New HA setup: Additional IP's not receiving traffic

Miyo360
Getting noticed

New HA setup: Additional IP's not receiving traffic

Hello,

 

Yesterday I added a 2nd MX to our network, which until this point was a single MX75. We have a block of 5 usable IP addresses from our ISP.

x.x.x.202
x.x.x.203
x.x.x.204
x.x.x.206
x.x.x.207

Our single MX was set to use .202 as its WAN IP. I setup the spare MX on .203, added it to the dashboard and everything looked good. Traffic was flowing, and the HA status was good.

We have some 1:many NAT rules setup on the remaining 3 IP addresses, but these were not passing traffic. I called our ISP and asked them to clear their ARP cache, which they did. Not fixed. I called again, they cleared a 2nd time (on their 'core router'), but this still didn't fix the problem. They sent me their ARP table which was...
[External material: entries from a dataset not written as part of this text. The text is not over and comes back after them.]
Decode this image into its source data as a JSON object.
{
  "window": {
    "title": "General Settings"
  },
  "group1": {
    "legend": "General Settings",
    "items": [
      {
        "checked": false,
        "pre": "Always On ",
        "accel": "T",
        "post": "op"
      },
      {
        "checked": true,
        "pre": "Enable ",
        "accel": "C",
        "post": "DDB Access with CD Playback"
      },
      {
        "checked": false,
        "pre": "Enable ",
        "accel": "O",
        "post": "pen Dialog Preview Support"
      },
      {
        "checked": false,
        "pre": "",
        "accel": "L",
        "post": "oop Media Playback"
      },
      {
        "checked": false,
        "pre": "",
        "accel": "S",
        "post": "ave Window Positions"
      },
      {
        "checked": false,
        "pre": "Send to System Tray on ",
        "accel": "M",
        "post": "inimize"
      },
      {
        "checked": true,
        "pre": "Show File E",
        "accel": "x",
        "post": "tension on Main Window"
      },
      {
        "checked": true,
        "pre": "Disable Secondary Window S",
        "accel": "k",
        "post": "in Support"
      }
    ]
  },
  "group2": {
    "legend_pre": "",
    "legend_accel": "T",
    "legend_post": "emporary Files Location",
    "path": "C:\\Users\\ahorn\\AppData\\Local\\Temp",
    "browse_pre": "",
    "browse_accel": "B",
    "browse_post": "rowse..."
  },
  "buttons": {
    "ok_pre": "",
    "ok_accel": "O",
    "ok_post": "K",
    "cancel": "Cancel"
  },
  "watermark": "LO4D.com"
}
x.x.x.202 08:f1:b3:XX:XX:Xf (confirmed as the MAC address of the Primary MX)
x.x.x.203 08:f1:b3:XX:XX:Xe (confirmed as the MAC address of the Spare MX)
x.x.x.204 cc:03:d9:XX:XX:X1 (confirmed by Meraki engineer as the virtual MAC of the HA pair)
x.x.x.206 cc:03:d9:XX:XX:X1 (confirmed by Meraki engineer as the virtual MAC of the HA pair)
x.x.x.207 cc:03:d9:XX:XX:X1 (confirmed by Meraki engineer as the virtual MAC of the HA pair)
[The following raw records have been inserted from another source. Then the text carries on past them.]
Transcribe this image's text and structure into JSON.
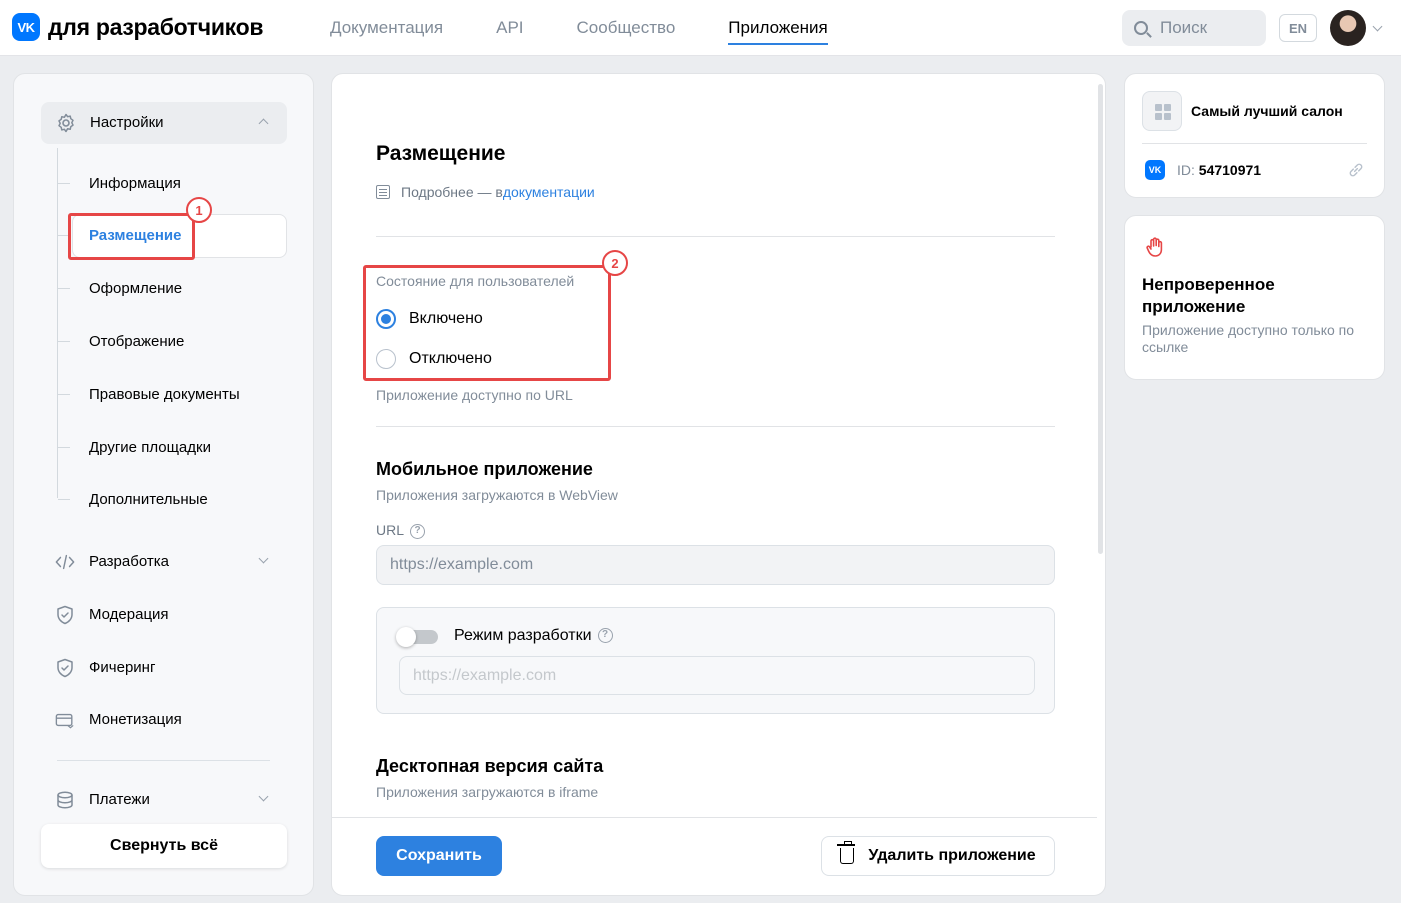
{
  "header": {
    "logo_mark": "VK",
    "logo_text": "для разработчиков",
    "nav": [
      "Документация",
      "API",
      "Сообщество",
      "Приложения"
    ],
    "active_nav": "Приложения",
    "search_placeholder": "Поиск",
    "lang": "EN"
  },
  "sidebar": {
    "settings_label": "Настройки",
    "settings_items": [
      "Информация",
      "Размещение",
      "Оформление",
      "Отображение",
      "Правовые документы",
      "Другие площадки",
      "Дополнительные"
    ],
    "active_item": "Размещение",
    "sections": [
      "Разработка",
      "Модерация",
      "Фичеринг",
      "Монетизация",
      "Платежи"
    ],
    "collapse_label": "Свернуть всё"
  },
  "annotations": {
    "badge_1": "1",
    "badge_2": "2"
  },
  "main": {
    "title": "Размещение",
    "doc_prefix": "Подробнее — в ",
    "doc_link": "документации",
    "state_label": "Состояние для пользователей",
    "radio_on": "Включено",
    "radio_off": "Отключено",
    "selected": "Включено",
    "state_hint": "Приложение доступно по URL",
    "mobile_title": "Мобильное приложение",
    "mobile_hint": "Приложения загружаются в WebView",
    "url_label": "URL",
    "url_placeholder": "https://example.com",
    "dev_mode_label": "Режим разработки",
    "dev_url_placeholder": "https://example.com",
    "desktop_title": "Десктопная версия сайта",
    "desktop_hint": "Приложения загружаются в iframe",
    "save_label": "Сохранить",
    "delete_label": "Удалить приложение"
  },
  "app_card": {
    "name": "Самый лучший салон",
    "id_label": "ID:",
    "id_value": "54710971"
  },
  "status_card": {
    "title": "Непроверенное приложение",
    "description": "Приложение доступно только по ссылке"
  },
  "colors": {
    "accent": "#2d81e0",
    "annotation": "#e64646",
    "vk_blue": "#0077ff"
  }
}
This all makes sense to me, as the last 3 addresses must forward to the virtual MAC for when failover occurs. However, when running a packet capture for ANY traffic to .204, .205 or .206 nothing is received by the primary MX.

Meraki support point their finger to the ISP and are saying they need a packet capture from an upstream device to confirm traffic is being sent to the MX. The ISP are saying they cannot run a packet capture on their switch (which is their device in our comms room), and cannot run a packet capture on their core router unless their is a fault, which by pinging .202 and .203 confirms there is not.

The topolgy is 

ISP Switch > My Switch > Primary MX
                                            Spare MX

I can run a packet capture on my switch tomorrow (when at site) to see if indeed packets for .204-.206 are being sent, but in the meantime, does anyone have any ideas how this would be resolved?

11 Replies 11
D_Tak
Meraki Employee
Meraki Employee

Greetings,

Prior to adding the Spare MX appliance was this the same configuration from ISP switch > your switch > MX appliance? Were the 1:Many NAT rules in place and working prior to the addition of the secondary MX? If you power off the secondary MX do the rules start working as configured? What sort of swith are you utilizing between the ISP and the Meraki MX pairing? What are the port configurations for this switch? 


If the same behavior is still in place where the MX is not receiving on the WAN captures even with the spare powered off it would be great to have the captures from your switch both on the port connected to the ISP switch along with the port connected to the MX to ensure that the swtich is properly receiving/sending the traffic over the required ports. Is it possible to plug the MX directly into the ISP switch (either just the primary or the HA Pair) to bypass the additional switch in between? This may be beneficial if your capture from your switch shows the same behavior where you are not seeing the inbound traffic for the 204, 205, and 206 IP addresses and would then be easier to ask the ISP where that traffic is going since its not making it to the MX appliance. 

 

 

Miyo360
Getting noticed

Hi. 

 

Thanks for your reply. Great questions! I'll do my best to answer...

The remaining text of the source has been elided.